Why the Dow plunged 700 points after disappointing inflation data
The stock market took a dive on Wednesday, with the Dow Jones Industrial Average dropping more than 700 points, or 2%, as investors reacted to the latest inflation report. The consumer price index (CPI) rose 0.4% in August, slightly lower than the 0.5% expected by economists, but still higher than the Federal Reserve's 2% target. The annual inflation rate eased to 5.3% from 5.4% in July, but remained at a 13-year high.
The inflation data was seen as a mixed bag by market participants, who are trying to gauge the Fed's next move on tapering its massive bond-buying program. On one hand, the slower-than-expected monthly increase in prices could give the Fed more room to delay its tapering announcement, which could support the market in the short term. On the other hand, the persistent high level of inflation could force the Fed to act sooner and more aggressively, which could hurt the market in the long term.
Some analysts also pointed out that the inflation data was not as benign as it seemed, as some of the factors that contributed to the moderation in August were likely temporary. For example, the prices of used cars and trucks, which have been a major driver of inflation in recent months, fell 1.5% in August, but this was mainly due to supply chain disruptions and chip shortages that have affected the auto industry. Similarly, the prices of airfares and hotel rooms, which have been rebounding from pandemic lows, declined 9.1% and 2.9%, respectively, in August, but this was largely due to the resurgence of COVID-19 cases and travel restrictions.
Therefore, some economists warned that inflation could pick up again in the coming months, as these transitory factors fade and demand continues to outstrip supply. This could put more pressure on the Fed to taper its stimulus sooner rather than later, which could weigh on the stock market.
Another factor that contributed to the market sell-off on Wednesday was the uncertainty over the debt ceiling and government funding. Treasury Secretary Janet Yellen urged Congress to raise or suspend the debt limit as soon as possible, warning that the Treasury could run out of cash by October if no action is taken. She also warned that a default on U.S. debt would have "catastrophic" consequences for the economy and financial markets. Meanwhile, Congress also faces a deadline of September 30 to pass a spending bill to avoid a government shutdown.

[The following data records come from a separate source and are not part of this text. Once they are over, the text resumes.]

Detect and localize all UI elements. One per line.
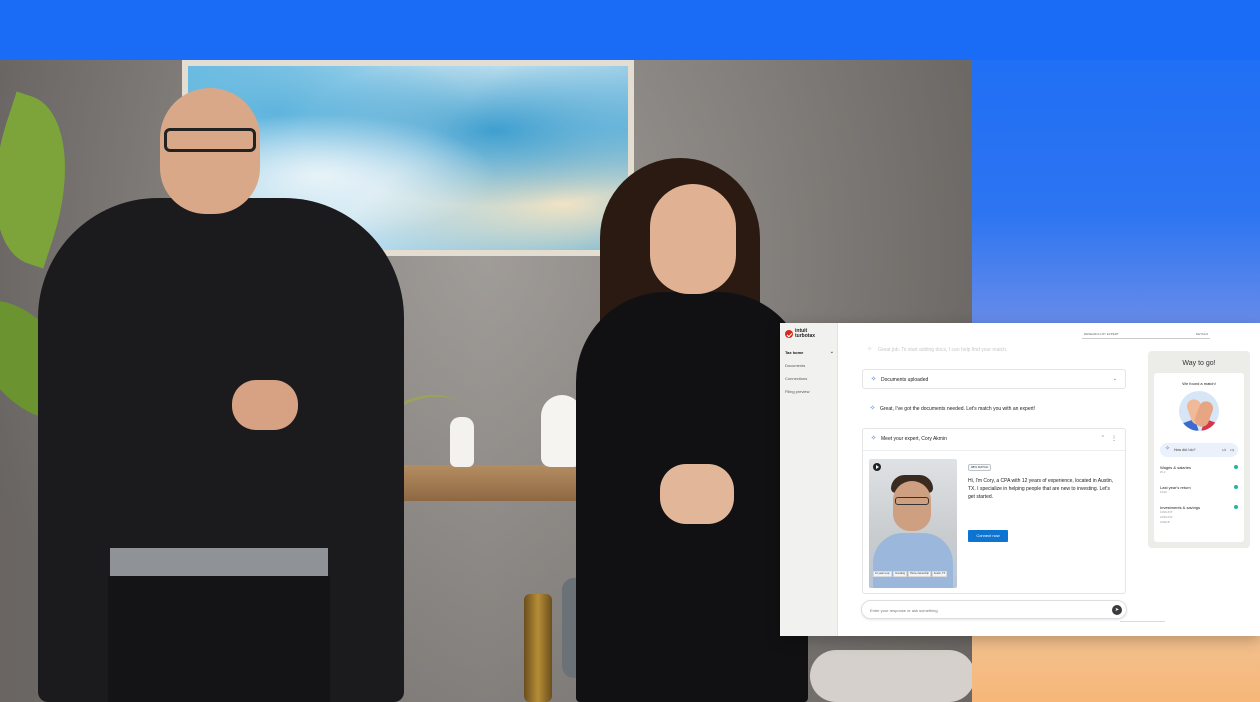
expert-tags: 12 years exp. Investing Home ownership A… xyxy=(873,571,953,577)
expert-tag: Austin, TX xyxy=(931,571,948,577)
expert-tag: Home ownership xyxy=(908,571,931,577)
send-arrow-icon[interactable]: ➤ xyxy=(1112,605,1122,615)
progress-item-last-year: Last year's return 1040 xyxy=(1160,485,1238,495)
progress-item-sub: 1040 xyxy=(1160,490,1167,494)
progress-card: We found a match! ✧ How did I do? 👍︎ 👎︎ … xyxy=(1154,373,1244,542)
small-vase xyxy=(450,417,474,467)
presenter-man-hand xyxy=(232,380,298,430)
presenter-woman-head xyxy=(650,184,736,294)
expert-shirt xyxy=(873,533,953,588)
feedback-pill: ✧ How did I do? 👍︎ 👎︎ xyxy=(1160,443,1238,457)
topbar-divider xyxy=(1082,338,1210,339)
expert-match-card: ✧ Meet your expert, Cory Akmin ⌃ ⋮ 12 ye… xyxy=(862,428,1126,594)
more-options-icon[interactable]: ⋮ xyxy=(1111,435,1117,442)
match-badge: 98% MATCH xyxy=(968,464,992,471)
chevron-up-icon[interactable]: ⌃ xyxy=(1101,435,1105,441)
sidebar: intuit turbotax Tax home ⌄ Documents Con… xyxy=(780,323,838,636)
complete-dot-icon xyxy=(1234,485,1238,489)
card-divider xyxy=(863,450,1125,451)
expert-tag: 12 years exp. xyxy=(873,571,893,577)
message-text: Great, I've got the documents needed. Le… xyxy=(880,405,1036,412)
progress-item-sub: W-2 xyxy=(1160,470,1166,474)
match-found-title: We found a match! xyxy=(1182,381,1216,386)
card-title: Meet your expert, Cory Akmin xyxy=(881,435,947,442)
sparkle-icon: ✧ xyxy=(870,435,877,442)
high-five-illustration xyxy=(1179,391,1219,431)
expert-face xyxy=(893,481,931,531)
chat-input[interactable]: Enter your response or ask something ➤ xyxy=(861,600,1127,619)
complete-dot-icon xyxy=(1234,505,1238,509)
progress-title: Way to go! xyxy=(1182,360,1216,367)
sidebar-item-tax-home[interactable]: Tax home ⌄ xyxy=(780,346,838,359)
presenter-man-pants xyxy=(108,576,330,702)
sidebar-item-label: Connections xyxy=(785,376,808,381)
expert-glasses xyxy=(895,497,929,505)
card-title: Documents uploaded xyxy=(881,376,929,383)
thumbs-down-icon[interactable]: 👎︎ xyxy=(1230,443,1234,457)
expert-intro-video[interactable]: 12 years exp. Investing Home ownership A… xyxy=(869,459,957,588)
sidebar-item-label: Documents xyxy=(785,363,806,368)
turbotax-app-window: intuit turbotax Tax home ⌄ Documents Con… xyxy=(780,323,1260,636)
divider xyxy=(1120,621,1165,622)
chevron-down-icon: ⌄ xyxy=(829,349,834,355)
top-blue-band xyxy=(0,0,1260,60)
candle-holder xyxy=(524,594,552,702)
expert-bio: Hi, I'm Cory, a CPA with 12 years of exp… xyxy=(968,478,1114,500)
topbar-details-link[interactable]: DETAILS xyxy=(1196,332,1208,336)
sidebar-item-documents[interactable]: Documents xyxy=(780,359,838,372)
assistant-message: ✧ Great, I've got the documents needed. … xyxy=(869,405,1036,412)
topbar-research-link[interactable]: RESEARCH MY EXPERT xyxy=(1084,332,1119,336)
presenter-woman-hands xyxy=(660,464,734,524)
expert-tag: Investing xyxy=(893,571,908,577)
message-text: Great job. To start adding docs, I can h… xyxy=(878,346,1008,353)
turbotax-logo[interactable]: intuit turbotax xyxy=(785,329,815,339)
progress-item-investments: Investments & savings 1099-INT 1099-DIV … xyxy=(1160,505,1238,525)
documents-uploaded-card[interactable]: ✧ Documents uploaded ⌄ xyxy=(862,369,1126,389)
complete-dot-icon xyxy=(1234,465,1238,469)
logo-line-turbotax: turbotax xyxy=(795,333,815,339)
sparkle-icon: ✧ xyxy=(870,376,877,383)
presenter-man-shirt xyxy=(110,548,328,578)
checkmark-logo-icon xyxy=(785,330,793,338)
sidebar-item-label: Tax home xyxy=(785,350,804,355)
sidebar-nav: Tax home ⌄ Documents Connections Filing … xyxy=(780,346,838,398)
presenter-man-glasses xyxy=(164,128,256,152)
sparkle-icon: ✧ xyxy=(869,405,876,412)
sparkle-icon: ✧ xyxy=(866,346,873,353)
logo-text: intuit turbotax xyxy=(795,329,815,339)
progress-item-wages: Wages & salaries W-2 xyxy=(1160,465,1238,475)
sparkle-icon: ✧ xyxy=(1164,446,1171,452)
chevron-down-icon[interactable]: ⌄ xyxy=(1113,376,1117,382)
chat-input-placeholder: Enter your response or ask something xyxy=(870,608,938,613)
sidebar-item-label: Filing preview xyxy=(785,389,810,394)
progress-item-sub: 1099-B xyxy=(1160,520,1170,524)
assistant-message-faded: ✧ Great job. To start adding docs, I can… xyxy=(866,346,1008,353)
sidebar-item-connections[interactable]: Connections xyxy=(780,372,838,385)
connect-now-button[interactable]: Connect now xyxy=(968,530,1008,542)
progress-panel: Way to go! We found a match! ✧ How did I… xyxy=(1148,351,1250,548)
thumbs-up-icon[interactable]: 👍︎ xyxy=(1222,443,1226,457)
sidebar-item-filing-preview[interactable]: Filing preview xyxy=(780,385,838,398)
feedback-label: How did I do? xyxy=(1174,448,1196,452)
play-icon[interactable] xyxy=(873,463,881,471)
floor-cushion xyxy=(810,650,972,702)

The political gridlock in Washington added to the market jitters, as investors feared that a fiscal crisis could derail the economic recovery and exacerbate the inflation problem. The prospects of a bipartisan infrastructure bill and a $3.5 trillion budget reconciliation package also remained uncertain, as Democrats struggled to overcome internal divisions and Republican opposition.
In summary, the stock market faced a perfect storm of negative factors on Wednesday, as disappointing inflation data, Fed tapering fears, debt ceiling worries, and political uncertainty combined to trigger a broad-based sell-off. The Dow closed at 34,577.57, its lowest level since July 19. The S&P 500 and the Nasdaq also fell 1.7% and 0.8%, respectively.